Czech Minister Lipavský hosts Estonian Foreign Minister Margus Tsahkna in Prague

© MZV ČR / MFA CZ / Apr 2, 2024
From left: Foreign ministers of Estonia, Margus Tsahkna, and the Czech FRepublic, Jan Lipavský in Prague.

On Tuesday, 2 April 2024, the Foreign Ministers of the Czech Republic and Estonia met in Prague to discuss bilateral relations within the European Union and the security situation on NATO’s eastern flank. Jan Lipavský and Margus Tsahkna also discussed further support for Ukraine and cooperation in digitalisation. The two ministers reiterated their will to deepen cooperation in European policies, defence, and security. Minister Lipavský said that relations between the Czech Republic and Estonia are based on shared values – democracy, freedom and the protection of human rights. 

“In a Europe shaken by violations of international law, Estonia plays a difficult role as a border country on the eastern flank of NATO, also with the help of Czech troops,” Minister Lipavský said.

Stop Russian cyber attacks and intimidation efforts

The foreign ministers discussed the hybrid threat posed by Russia. “Attacks by the Russian regime are unacceptable, and we must enforce all measures to prevent them,” Tsahkna said. “Estonia has made concrete proposals for ramping up measures against Russia.”
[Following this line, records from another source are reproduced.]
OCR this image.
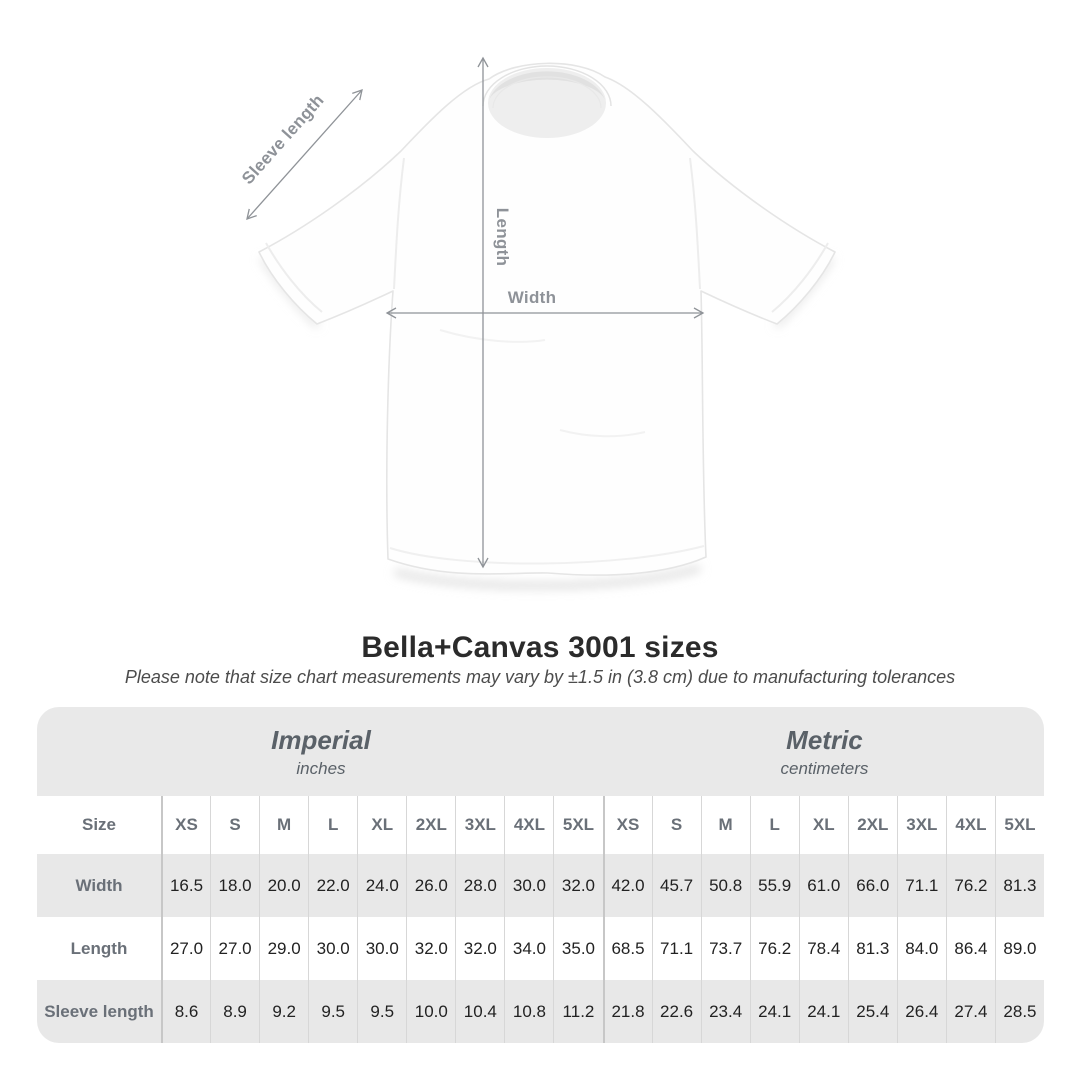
Sleeve length
Length
Width
Bella+Canvas 3001 sizes

Please note that size chart measurements may vary by ±1.5 in (3.8 cm) due to manufacturing tolerances

Imperial
inches
Metric
centimeters
Size	XS	S	M	L	XL	2XL	3XL	4XL	5XL	XS	S	M	L	XL	2XL	3XL	4XL	5XL
Width	16.5 18.0 20.0 22.0 24.0 26.0 28.0 30.0 32.0 42.0 45.7 50.8 55.9 61.0 66.0 71.1 76.2 81.3
Length	27.0 27.0 29.0 30.0 30.0 32.0 32.0 34.0 35.0 68.5 71.1 73.7 76.2 78.4 81.3 84.0 86.4 89.0
Sleeve length	8.6	8.9	9.2	9.5	9.5	10.0 10.4 10.8 11.2	21.8 22.6 23.4 24.1 24.1 25.4 26.4 27.4 28.5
The Czech Republic” fundamentally rejects the inclusion of Estonian Prime Minister Kaja Kallas and other Baltic officials on Russia’s wanted list. The Russian sanctions against the minister are yet another example of the Kremlin’s efforts to intimidate Western politicians. But the Putin regime will never succeed in doing so,” Minister Lipavsky added.

Czech Republic’s contribution to NATO

Minister Tsahkna, who visited Prague for the first time since his inauguration and as the first Estonian foreign minister in twelve years, noted that Estonia appreciates the Czech Republic’s long-standing contribution to NATO’s common defence, which includes the Czech Air Force’s regular participation in the so-called Air Policing of the airspace of the Baltic countries on the eastern flank of the Alliance.

Noting that Estonia celebrated 20 and the Czech Republic 25 years of membership, the Minister of Foreign Affairs of Estonia said: “Thanks to NATO, we have a safe country and region to live in.”

Extensive support to Ukraine

Both ministers said that Ukraine needs to continue to be extensively assisted and tirelessly supported in its fight against the Russian aggressor. The two countries have been working with maximum commitment since the beginning of the aggression. The latest example is the Czech involvement in the initiative to purchase ammunition for Kyiv in third countries.

Tsahkna emphasised that the two countries have a shared view on supporting Ukraine. 

“Ukraine needs our help in terms of both military aid and its journey to NATO,” Tsahkna noted. He also outlined Estonia’s plan for and progress using frozen Russian assets.

Bilateral defence and security cooperation

The ministers also discussed potential sectors where the two countries could collaborate and agreed to continue Czech-Estonian expert consultations on foreign and security policy, cyber security, and digitalisation. The Baltic countries are among the world leaders in this field.

Minister Tsahkna said Estonia is ready to support the Czech Republic “with their digitalisation drive and in the cyber domain because Estonia has the necessary experience and know-how, and public sector cooperation would benefit both sides.” 

Tsahkna also briefed his colleague on Estonian companies that have shown an interest in reaching the Czech market in this area.